История умалчивает о том, какова была реакция Зелигсона на это предложение, однако судиться с Поллоком бизнесмен не стал, сообразив, что ему в любом случае не получить от художника ни цента.
КИНА НЕ БУДЕТ!
В 1950 году фотограф и режиссер Ханс Намут добился согласия Поллока снять короткий фильм о нем, представив художника за работой. Съемки, происходившие сырым, холодным ноябрем, затянулись, и Поллоку надоело работать на улице и повиноваться нескончаемым указаниями Намута. В последний день съемок, в субботу после Дня благодарения, он медленно наливался злостью – верный признак надвигающегося приступа ярости. Краснер пригласила Намута и других гостей отметить, пусть и с опозданием, День благодарения, и вскоре Поллок, откупорив бутылку виски, принялся опрокидывать одну рюмку за другой. Краснер пригласила всех к столу, но художник затеял ожесточенный спор с Намутом.
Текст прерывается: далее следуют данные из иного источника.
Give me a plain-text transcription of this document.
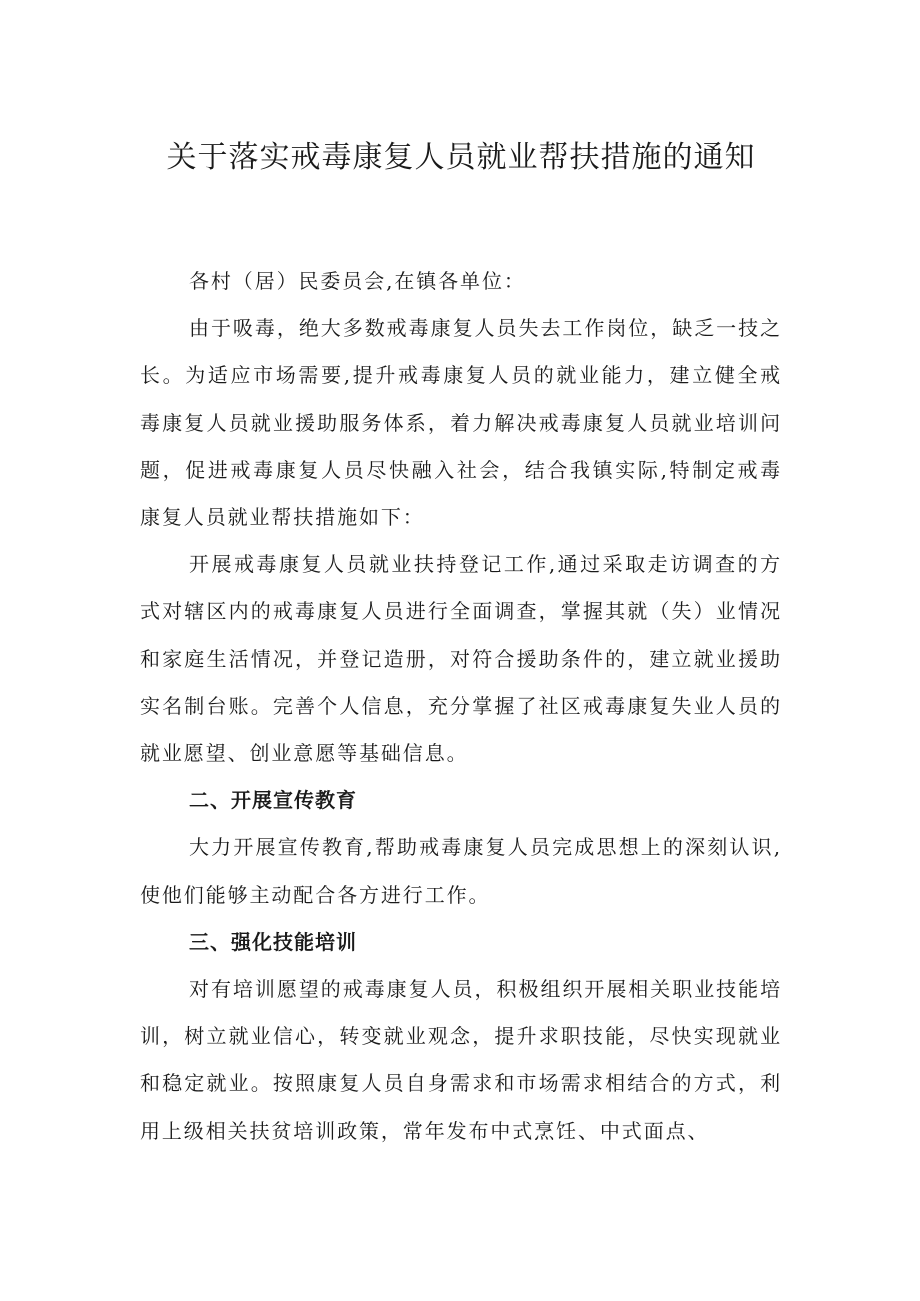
关于落实戒毒康复人员就业帮扶措施的通知

各村（居）民委员会,在镇各单位：

由于吸毒，绝大多数戒毒康复人员失去工作岗位，缺乏一技之长。为适应市场需要,提升戒毒康复人员的就业能力，建立健全戒毒康复人员就业援助服务体系，着力解决戒毒康复人员就业培训问题，促进戒毒康复人员尽快融入社会，结合我镇实际,特制定戒毒康复人员就业帮扶措施如下：

开展戒毒康复人员就业扶持登记工作,通过采取走访调查的方式对辖区内的戒毒康复人员进行全面调查，掌握其就（失）业情况和家庭生活情况，并登记造册，对符合援助条件的，建立就业援助实名制台账。完善个人信息，充分掌握了社区戒毒康复失业人员的就业愿望、创业意愿等基础信息。

二、开展宣传教育

大力开展宣传教育,帮助戒毒康复人员完成思想上的深刻认识,使他们能够主动配合各方进行工作。

三、强化技能培训

对有培训愿望的戒毒康复人员，积极组织开展相关职业技能培训，树立就业信心，转变就业观念，提升求职技能，尽快实现就业和稳定就业。按照康复人员自身需求和市场需求相结合的方式，利用上级相关扶贫培训政策，常年发布中式烹饪、中式面点、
Внезапно он вскочил, ухватился за стол обеими руками и перевернул его. Тарелки, чашки, блюдца, ножи и вилки, соусы, салаты и индейка разлетелись в разные стороны. Когда последний столовый прибор, отгрохотав, замер на полу, в комнате наступила полная тишина, которую нарушил лишь звук хлопнувшей двери – это Джескон устремился вон из дома.
"Кофе, – не моргнув глазом, сказала Краснер, – подадут в гостиной".
А ЕСЛИ ЭТО Г…?
Стиль Поллока уникален, и однако его очень легко имитировать, поэтому иногда бывает трудно отличить подлинного Поллока от подделки. В документальном фильме "Который из них Джексон Поллок?", снятом в 2006 году, рассказывалось о человеке, который пытался выяснить, является ли картина, купленная им за пять долларов в магазине дешевых товаров, настоящим Поллоком. Бывший директор Музея современного искусства сказал "да"; друг Поллока сказал "нет".
Другой эпизод связан с Бостонским музеем искусств Макмаллена, где в 2007 году открылась выставка 32 картин якобы кисти Поллока. Полотна были обнаружены в Ист-Хэмптоне, в кладовке дома, принадлежавшего приятелю художника. (И опять некоторые эксперты сочли картины подлинниками, другие – подделками.) Выставка породила дискуссию, которая продолжилась – подумать только! – на комедийном канале в "Ежедневном шоу с Джоном Стюартом". "Приглашенный эксперт" Джон Ходжман продемонстрировал репродукцию картины "Номер 5, 1948", затем достал перочинный нож и несколько раз ударил им картину, поясняя, что "тест на разрезание ножом" – самое надежное испытание на аутентичность.